ADPD188 light suppression outdoors

Hi,

I purchased the ADPD188 smoke sensor development board with ADPDUCZ microprocessor.

Using the wavetool GUI, I offset the sensor indoors, took the sensor outside and what I noticed was that there were negative spikes particularly in areas with bright light.

Using some mechanical light rejection, I was able to reduce the number of negative spikes to the point whereby it is no longer an issue. 

I also purchased the Mikroe Smoke2 Board, and wrote my own drivers to hook it up with the ESP WROOM via I2C. I followed the default configuration recommended in the datasheet when initialising the sensors.

However, what I've observed is that there are substantial continuous negative readings (not just spikes) when using the WROOM. It appears that the ambient light rejection is significantly poorer.

Do you have any idea why this might be the case? I used the recommended config in the ADPD188bi datasheet.

Based on the performance of the ADPA188+ADPDUCZ dev board, it is clear that the sensor itself has decent ambient light rejection, but using the WROOM with the recommended defaults is not getting me that.

Any help would be much appreciated. 

Cheers,

JM

  • 0
    •  Analog Employees 
    on Jun 28, 2021 6:55 PM

    Hello,

    In the absence of ambient light, and before you perform any offset correction, what are the clean air sensor readings on blue and IR channels? Negative spikes suggest that excess ambient light is causing the analog front end to saturate. Are you using the EVAL-CHAMBER with either of the boards? This chamber, which is designed by ADI, blocks ambient light from reaching the sensor.

    Regards,

    Revant

  • Thanks for the reply mate, and sorry for the late response. The clean air response is approximately 30 on one channel and 600 on the other before applying any offset. I am using the EVAL-CHAMBER for BOTH boards. For the better part, the chamber does do a good job, however when placed outside in sunlight, we begin to see negative spikes on BOTH boards (including the development board). The difference is that on the dev board, the negative spikes do not shut down the entire system, and the system is able to continue reacting to smoke input. With the Mikroe Smoke2 click Board, when a negative value is experienced, the value stays highly negative and does not recover.
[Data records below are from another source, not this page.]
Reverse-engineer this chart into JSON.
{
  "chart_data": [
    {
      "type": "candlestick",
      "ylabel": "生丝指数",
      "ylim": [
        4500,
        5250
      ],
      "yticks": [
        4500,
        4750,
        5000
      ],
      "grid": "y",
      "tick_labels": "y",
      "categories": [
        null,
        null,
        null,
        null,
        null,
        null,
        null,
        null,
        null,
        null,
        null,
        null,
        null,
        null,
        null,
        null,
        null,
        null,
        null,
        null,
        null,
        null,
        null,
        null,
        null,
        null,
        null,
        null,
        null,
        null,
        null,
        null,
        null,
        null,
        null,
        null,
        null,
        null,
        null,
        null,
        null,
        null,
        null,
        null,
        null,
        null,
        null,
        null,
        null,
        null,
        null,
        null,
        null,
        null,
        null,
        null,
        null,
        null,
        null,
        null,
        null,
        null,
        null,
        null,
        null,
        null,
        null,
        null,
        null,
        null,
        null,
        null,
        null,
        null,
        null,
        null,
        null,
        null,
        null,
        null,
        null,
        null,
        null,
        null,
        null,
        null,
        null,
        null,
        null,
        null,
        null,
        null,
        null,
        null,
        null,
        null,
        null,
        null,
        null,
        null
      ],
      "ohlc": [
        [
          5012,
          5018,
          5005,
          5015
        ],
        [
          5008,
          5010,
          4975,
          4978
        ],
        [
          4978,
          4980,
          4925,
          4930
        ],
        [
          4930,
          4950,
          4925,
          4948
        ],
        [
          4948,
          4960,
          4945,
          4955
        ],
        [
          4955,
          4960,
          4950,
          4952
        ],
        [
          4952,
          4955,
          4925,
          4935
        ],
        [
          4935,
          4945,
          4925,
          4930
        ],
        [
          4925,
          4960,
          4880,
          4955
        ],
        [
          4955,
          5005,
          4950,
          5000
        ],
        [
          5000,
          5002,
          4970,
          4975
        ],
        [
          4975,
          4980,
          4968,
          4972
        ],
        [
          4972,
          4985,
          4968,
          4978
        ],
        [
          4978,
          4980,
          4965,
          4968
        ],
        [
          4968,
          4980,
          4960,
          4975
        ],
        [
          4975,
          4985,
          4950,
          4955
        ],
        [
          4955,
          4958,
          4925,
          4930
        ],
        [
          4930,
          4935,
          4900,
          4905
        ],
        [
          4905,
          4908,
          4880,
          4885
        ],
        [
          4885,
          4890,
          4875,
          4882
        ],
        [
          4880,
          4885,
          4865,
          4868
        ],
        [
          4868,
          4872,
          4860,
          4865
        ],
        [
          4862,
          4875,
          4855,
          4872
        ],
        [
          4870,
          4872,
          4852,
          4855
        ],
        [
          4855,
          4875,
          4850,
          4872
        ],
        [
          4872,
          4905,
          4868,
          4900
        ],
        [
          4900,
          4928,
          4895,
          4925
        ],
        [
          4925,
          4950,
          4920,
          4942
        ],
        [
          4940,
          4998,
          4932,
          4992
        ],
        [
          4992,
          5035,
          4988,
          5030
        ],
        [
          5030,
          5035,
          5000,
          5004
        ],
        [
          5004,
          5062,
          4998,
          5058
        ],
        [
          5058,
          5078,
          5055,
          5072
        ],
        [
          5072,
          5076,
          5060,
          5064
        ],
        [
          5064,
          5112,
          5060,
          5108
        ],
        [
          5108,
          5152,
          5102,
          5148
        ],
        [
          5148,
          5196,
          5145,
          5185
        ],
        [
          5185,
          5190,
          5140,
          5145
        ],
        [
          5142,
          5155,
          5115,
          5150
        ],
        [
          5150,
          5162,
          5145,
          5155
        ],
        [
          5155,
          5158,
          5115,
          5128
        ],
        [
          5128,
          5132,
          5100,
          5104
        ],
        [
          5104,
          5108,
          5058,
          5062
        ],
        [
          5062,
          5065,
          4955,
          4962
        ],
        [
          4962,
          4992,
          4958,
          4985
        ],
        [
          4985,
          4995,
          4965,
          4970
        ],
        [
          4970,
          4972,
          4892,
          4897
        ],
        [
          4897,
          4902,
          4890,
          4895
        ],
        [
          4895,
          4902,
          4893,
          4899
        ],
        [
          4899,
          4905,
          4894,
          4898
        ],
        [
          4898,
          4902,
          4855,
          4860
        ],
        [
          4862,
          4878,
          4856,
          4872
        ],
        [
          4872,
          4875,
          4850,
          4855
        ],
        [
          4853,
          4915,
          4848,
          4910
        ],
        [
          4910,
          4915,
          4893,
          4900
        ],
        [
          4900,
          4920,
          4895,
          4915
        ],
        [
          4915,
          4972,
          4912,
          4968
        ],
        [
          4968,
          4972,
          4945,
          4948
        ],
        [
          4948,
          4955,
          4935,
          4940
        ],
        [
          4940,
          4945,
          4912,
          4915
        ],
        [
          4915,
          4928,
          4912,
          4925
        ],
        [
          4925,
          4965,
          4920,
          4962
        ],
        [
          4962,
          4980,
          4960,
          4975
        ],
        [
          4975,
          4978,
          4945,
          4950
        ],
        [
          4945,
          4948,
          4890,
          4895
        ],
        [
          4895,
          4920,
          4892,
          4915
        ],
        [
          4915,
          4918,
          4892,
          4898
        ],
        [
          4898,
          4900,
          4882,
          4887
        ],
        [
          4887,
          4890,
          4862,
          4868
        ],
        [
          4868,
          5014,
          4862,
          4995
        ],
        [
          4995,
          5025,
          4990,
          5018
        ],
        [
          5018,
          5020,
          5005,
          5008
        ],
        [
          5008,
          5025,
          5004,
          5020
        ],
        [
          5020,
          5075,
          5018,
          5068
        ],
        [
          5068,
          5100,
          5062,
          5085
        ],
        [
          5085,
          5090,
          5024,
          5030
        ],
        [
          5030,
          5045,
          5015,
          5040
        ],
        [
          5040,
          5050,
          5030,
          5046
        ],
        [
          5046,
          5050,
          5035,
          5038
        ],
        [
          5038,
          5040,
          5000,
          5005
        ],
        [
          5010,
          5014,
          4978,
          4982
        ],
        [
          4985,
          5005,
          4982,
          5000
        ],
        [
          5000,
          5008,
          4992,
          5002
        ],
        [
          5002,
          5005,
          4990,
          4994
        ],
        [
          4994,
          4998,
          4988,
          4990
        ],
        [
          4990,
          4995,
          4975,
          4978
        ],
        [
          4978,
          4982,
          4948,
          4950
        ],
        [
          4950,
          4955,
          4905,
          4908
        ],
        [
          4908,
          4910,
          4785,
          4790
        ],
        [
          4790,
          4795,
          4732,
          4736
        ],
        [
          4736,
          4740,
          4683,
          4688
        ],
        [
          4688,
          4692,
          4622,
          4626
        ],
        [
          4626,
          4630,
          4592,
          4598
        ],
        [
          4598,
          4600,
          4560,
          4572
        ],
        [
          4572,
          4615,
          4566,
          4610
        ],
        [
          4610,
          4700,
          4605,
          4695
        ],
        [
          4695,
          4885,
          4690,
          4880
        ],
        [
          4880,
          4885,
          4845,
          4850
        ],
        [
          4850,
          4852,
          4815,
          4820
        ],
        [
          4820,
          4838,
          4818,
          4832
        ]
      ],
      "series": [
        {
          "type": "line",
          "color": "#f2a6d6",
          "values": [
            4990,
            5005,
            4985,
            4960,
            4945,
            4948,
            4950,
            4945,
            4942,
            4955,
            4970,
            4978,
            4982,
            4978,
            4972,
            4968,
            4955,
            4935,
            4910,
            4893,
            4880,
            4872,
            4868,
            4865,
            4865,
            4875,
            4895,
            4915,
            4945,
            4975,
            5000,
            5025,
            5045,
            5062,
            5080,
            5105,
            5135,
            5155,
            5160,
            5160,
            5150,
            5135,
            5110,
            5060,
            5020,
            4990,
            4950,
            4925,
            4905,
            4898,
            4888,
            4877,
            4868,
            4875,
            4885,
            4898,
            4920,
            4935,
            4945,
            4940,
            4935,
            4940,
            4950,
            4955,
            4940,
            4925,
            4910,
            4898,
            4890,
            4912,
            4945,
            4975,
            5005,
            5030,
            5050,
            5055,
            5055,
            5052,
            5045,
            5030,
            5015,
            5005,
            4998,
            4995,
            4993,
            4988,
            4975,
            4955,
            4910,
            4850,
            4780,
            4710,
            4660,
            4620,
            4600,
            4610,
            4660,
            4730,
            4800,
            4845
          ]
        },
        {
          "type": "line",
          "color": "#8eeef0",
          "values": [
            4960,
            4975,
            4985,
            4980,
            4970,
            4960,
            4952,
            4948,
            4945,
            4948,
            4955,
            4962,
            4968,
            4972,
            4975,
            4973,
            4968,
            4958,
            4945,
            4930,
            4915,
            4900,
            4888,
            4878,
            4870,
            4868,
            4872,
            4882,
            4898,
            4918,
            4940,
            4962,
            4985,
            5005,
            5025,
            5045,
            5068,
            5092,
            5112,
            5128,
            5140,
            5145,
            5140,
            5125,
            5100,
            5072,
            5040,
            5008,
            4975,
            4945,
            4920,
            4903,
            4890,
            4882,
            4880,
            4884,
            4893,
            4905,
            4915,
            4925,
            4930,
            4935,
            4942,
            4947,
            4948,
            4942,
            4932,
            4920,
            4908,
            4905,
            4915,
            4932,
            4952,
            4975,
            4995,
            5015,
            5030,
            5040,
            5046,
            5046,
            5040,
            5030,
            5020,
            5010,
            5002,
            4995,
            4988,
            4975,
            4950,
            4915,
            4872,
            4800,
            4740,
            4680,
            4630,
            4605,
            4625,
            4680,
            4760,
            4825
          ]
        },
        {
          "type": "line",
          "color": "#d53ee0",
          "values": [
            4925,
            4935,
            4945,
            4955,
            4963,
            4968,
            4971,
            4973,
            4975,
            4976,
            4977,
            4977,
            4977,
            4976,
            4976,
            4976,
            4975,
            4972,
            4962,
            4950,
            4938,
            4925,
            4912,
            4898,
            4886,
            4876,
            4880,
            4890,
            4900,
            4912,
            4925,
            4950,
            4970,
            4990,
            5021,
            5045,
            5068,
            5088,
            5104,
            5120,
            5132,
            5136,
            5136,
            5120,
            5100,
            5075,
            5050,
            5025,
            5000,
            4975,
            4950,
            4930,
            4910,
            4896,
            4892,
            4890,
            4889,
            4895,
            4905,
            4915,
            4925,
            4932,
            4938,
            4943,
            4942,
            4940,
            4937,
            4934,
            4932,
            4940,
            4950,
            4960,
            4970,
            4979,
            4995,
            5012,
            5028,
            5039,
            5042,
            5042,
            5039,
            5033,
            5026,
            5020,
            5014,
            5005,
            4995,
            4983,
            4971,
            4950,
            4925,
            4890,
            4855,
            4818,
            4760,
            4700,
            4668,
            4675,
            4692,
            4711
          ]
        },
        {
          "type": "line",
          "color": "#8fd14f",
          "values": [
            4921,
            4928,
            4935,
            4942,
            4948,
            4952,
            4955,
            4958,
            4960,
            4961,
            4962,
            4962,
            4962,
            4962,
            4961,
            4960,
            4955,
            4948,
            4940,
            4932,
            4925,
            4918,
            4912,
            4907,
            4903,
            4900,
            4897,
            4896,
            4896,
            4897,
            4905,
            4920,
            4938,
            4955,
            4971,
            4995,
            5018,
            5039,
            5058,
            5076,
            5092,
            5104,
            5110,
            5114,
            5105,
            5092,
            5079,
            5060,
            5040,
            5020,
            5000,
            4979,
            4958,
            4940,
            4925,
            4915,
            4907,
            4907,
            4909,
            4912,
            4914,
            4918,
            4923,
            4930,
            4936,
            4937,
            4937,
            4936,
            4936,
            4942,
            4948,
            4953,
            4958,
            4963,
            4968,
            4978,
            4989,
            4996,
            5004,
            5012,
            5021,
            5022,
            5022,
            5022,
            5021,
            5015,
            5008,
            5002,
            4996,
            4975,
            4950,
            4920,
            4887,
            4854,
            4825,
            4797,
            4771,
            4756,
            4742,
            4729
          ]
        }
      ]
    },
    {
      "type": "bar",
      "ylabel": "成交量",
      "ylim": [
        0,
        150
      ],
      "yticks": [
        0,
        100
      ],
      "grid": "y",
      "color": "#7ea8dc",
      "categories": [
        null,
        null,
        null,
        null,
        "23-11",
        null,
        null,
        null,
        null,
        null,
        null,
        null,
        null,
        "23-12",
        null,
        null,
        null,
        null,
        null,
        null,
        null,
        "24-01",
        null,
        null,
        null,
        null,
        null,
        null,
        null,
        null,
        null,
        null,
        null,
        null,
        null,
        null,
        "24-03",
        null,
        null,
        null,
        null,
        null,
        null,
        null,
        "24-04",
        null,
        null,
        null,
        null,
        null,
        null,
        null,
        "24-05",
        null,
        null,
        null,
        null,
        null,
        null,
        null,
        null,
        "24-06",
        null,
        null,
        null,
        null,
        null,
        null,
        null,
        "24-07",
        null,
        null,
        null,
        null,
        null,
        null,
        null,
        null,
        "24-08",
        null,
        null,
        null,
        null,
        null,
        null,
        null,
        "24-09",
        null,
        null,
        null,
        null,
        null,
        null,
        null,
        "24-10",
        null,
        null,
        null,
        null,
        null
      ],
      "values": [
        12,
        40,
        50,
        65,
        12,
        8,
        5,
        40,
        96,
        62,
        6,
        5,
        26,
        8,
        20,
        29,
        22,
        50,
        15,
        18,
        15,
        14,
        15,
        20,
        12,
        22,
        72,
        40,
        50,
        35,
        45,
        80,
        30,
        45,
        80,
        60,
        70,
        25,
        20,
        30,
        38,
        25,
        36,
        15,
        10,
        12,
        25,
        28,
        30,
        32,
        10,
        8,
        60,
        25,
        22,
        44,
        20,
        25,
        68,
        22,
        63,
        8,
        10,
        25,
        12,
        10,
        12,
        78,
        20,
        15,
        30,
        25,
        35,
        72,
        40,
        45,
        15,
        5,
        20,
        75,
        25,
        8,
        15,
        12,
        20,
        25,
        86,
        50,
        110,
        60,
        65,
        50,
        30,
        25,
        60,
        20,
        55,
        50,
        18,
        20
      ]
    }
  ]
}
    I originally thought it was a software issue as I am using a ESP8285 WIFI module to control the Mikroe Smoke2 click board, but what I found is that using the ESP8285 WIFI module with the same code with the Analog Devices Dev board, I get a stable response with the periodic negative spikes that does not affect overall performance. 

    This leads me to believe that it is a hardware issue which is causing the problem. There is some difference between the Mikroe Smoke2 click board and the Analog Devices Dev board that is causing the problems. I am not sure what the issue is, but some of the key differences I notice between the two boards are:

    - The AD dev board has a i2c EEPROM and an accelerometer

    - Some of the resistor/capacitor values are different

    - There are logic level converters on the Mikroe Smoke2 click board

    - The Mikroe Smoke2 click board uses ADPD188BI-ACE7RZ chip, but I'm not sure what the AD dev board uses.

    Could any of these hardware factors affect the performance?

    Thanks,

    JM

      

  • 0
    •  Analog Employees 
    on Aug 6, 2021 4:00 PM in reply to dkRok

    Hello,

    Is the device config that you are using the same as what is listed on the ADPD188BI datasheet page 42? If so, then the clean air value of 30 is too low. Do you see the negative spikes only in the presence of ambient light? It seems that the EVAL-CHAMBER isn't able to keep out the ambient light perfectly. 

    How big are the negative spikes and how frequently do they occur? Can you perform an ambient light experiment indoors by shining an LED whose intensity and modulation frequency that you can control? We typically use a green or white LED and control it with a function generator or a DC source meter. It's important to cover the test setup to keep any other light sources from interfering in the experiment. Please start with really small light intensity and slowly increase it until the sensor response changes.

    It is also possible that the ambient when doing this experiment light is affecting some other IC on the microcontroller boards. Can you cover everything other than the ADPD188BI sensor and chamber with black tape before taking the setup outside?